Cult classic FNAF provides an interesting insight into longevity in horror games. The eternal struggle to keep players under the game’s influence; to keep them playing but not want to win.
Five Nights at Freddy’s, FNAF, has been a horror cult classic. We’ve sung its praises here at Non-Fiction Gaming for the longest time. Like any horror game, however, is it in danger of losing its sheen?
Replaying horror games come with all the excitement of a ghost train: timed scares of which you’re fully aware. While FNAF doesn’t follow a script, it steps scarily close to this territory. At what point does it tip the scales from being a horror experience and become an arcade game?
The horror genre and video games do have some compatibility. On average, people are more immersed in games than a movie, and will have an easier time identifying with the protagonist. But do they have realms of incompatibility? To a degree. A natural part of video games is challenge.
Too easy and they’re annoying. Too hard and they steal focus from the purpose of the game. Puzzles have stolen one focus, gamers will likely feel they’re playing a puzzle game, not a horror.
This incompatibility is my primary dislike for combat in horror games in general. When it comes to shooters, all modulations of difficulty boil down to two resources: health and ammo. Monsters do more damage or medkits are few and far between? Health. Monsters are more plentiful or have more health? Ammo. Not to say it can’t be done well, but the great ones are scarce.
Horror often follows a pattern: slow build up before an eventual payoff. This has been referred to as terror building up to a horrific scare. A great formula but, traditionally, requires us to continue moving along a linear narrative. Being a game, there are naturally obstacles. Interrupting this linear pathway precludes us from the payoff. A joke without a punchline.
But what does this have to do with FNAF?
Five Nights at Freddy’s doesn’t necessarily have a linear narrative for us to follow by progressing through the games, per se. Later games do incorporate mini games for exposition, but primarily the plot isn’t necessary for enjoying the game.
It does, however, have a few levels that increase in difficulty. As such, it’s more akin to an arcade game, for example Space Invaders or even Pac Man.
Because of this, there isn’t a payoff that we’re being deprived of as the levels get more difficult. Interrupting the narrative isn’t too bad because the game is episodic.
Each chapter (or night) is self-contained and you don’t have to wait until Night 3 for a horror experience that has been built up on Nights 1 and 2. But there is an incompatibility that can cause a shift in the player’s viewpoint.
This incompatibility stems from the challenge of completing the game. It’s something best seen in videos from renowned YouTubers such as Markiplier. So keen to complete the game, his experience was separated from the original horror intentions of the game.
When does it happen? At what point does the game’s scares not matter and it’s more about you vs. the animatronics, not you trying to survive?

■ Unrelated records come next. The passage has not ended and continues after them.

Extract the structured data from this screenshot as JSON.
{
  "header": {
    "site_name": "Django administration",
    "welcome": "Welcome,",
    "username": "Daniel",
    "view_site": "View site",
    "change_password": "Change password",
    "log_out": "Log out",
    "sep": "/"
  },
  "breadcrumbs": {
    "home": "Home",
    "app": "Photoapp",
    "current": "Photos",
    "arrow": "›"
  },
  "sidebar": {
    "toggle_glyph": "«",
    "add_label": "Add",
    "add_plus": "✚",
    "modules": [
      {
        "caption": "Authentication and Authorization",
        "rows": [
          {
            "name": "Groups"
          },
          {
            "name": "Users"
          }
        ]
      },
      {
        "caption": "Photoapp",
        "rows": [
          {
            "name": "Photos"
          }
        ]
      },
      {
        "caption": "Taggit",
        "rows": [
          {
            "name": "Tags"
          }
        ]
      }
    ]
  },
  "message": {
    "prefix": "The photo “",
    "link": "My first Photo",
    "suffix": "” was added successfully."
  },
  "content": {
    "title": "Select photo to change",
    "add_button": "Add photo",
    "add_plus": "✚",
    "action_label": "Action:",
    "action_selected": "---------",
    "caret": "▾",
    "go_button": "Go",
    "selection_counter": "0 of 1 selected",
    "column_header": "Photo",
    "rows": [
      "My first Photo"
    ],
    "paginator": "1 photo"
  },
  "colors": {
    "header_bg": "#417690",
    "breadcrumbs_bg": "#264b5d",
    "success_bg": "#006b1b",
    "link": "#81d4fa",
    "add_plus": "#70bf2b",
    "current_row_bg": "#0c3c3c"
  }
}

Does it matter? I hear you ask. Possibly not. The question is impossibly difficult to answer; and the truth is it’s different for everyone. I feel, however, it would be something for potential horror developers to be wary of to be able to create games with longevity to their experience.
We want to be scared. We’re buying horror games. It might be challenging but it is possible to make a game that sits firmly on one side of the line.

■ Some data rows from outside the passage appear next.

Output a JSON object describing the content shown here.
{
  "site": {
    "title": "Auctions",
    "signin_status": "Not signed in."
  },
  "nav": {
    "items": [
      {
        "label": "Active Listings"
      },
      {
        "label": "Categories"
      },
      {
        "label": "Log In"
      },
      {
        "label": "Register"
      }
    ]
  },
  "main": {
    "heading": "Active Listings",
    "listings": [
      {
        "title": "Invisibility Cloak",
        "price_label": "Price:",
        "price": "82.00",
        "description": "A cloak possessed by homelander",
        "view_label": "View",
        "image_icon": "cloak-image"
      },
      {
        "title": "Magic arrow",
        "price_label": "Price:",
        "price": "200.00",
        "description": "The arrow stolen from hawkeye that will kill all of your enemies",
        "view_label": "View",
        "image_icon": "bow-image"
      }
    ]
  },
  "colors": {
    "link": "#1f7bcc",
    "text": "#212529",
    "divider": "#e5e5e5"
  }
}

Is it a case of acclimatisation? As if replaying Dead Space, knowing where the jump scares are. Perhaps. Like I said before, games by their nature invite challenge. Each gamer, and his or her resistance to horror, will have a different toppling point between fear and combativeness.

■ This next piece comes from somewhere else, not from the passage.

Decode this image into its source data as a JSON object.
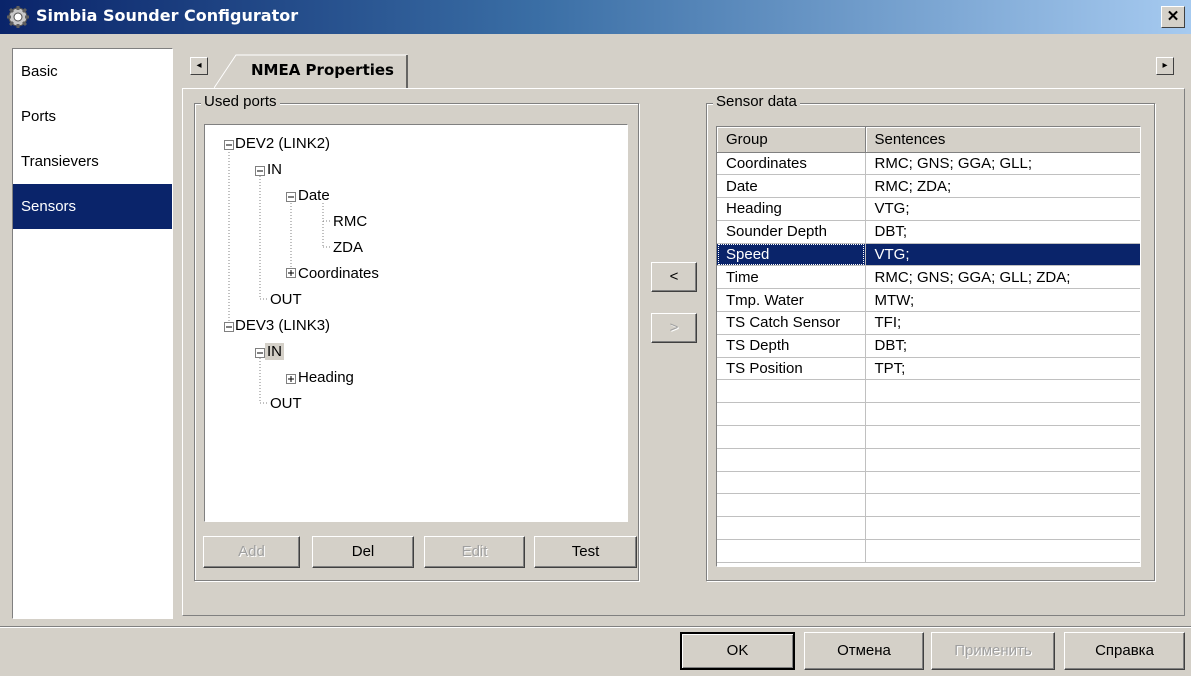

For FNAF, this point is likely to fall somewhere between nights three and four. By the end of night three, players should have experienced all animatronic attacks (with possible exceptions being Foxy and Golden Freddy due to probability). Also around this time – and possibly due to having seen everything – the difficulty is ramped up.
These two factors provide interesting motivation for the player.
Firstly, the curtain is raised. Once all animatronics have been seen, FNAF has played its hand. Demystifying the game. No more questions, only strategies. Similarly, once other horror games show their cards (for example, Dead Space with ‘dead’ bodies in tight corridors), only strategies remain.
Secondly, dialling up the difficulty invites challenge. Once we are on equal footing with the game, it’s comfortable. We’ve struck the equilibrium between effort and pay off. Difficulty increases, requiring more effort for a successful result, players begin analysing the game through the lens of strategy.
These are theories at the moment and each player will have their own unique combination of resilience to horror techniques and desires for completion of the game – referred to earlier as ‘combativeness.’
Going further, it would be interesting to examine other games, outside the Five Nights at Freddy’s series, through this framework. I’m sure the results will only make for scarier games with surprising longevity.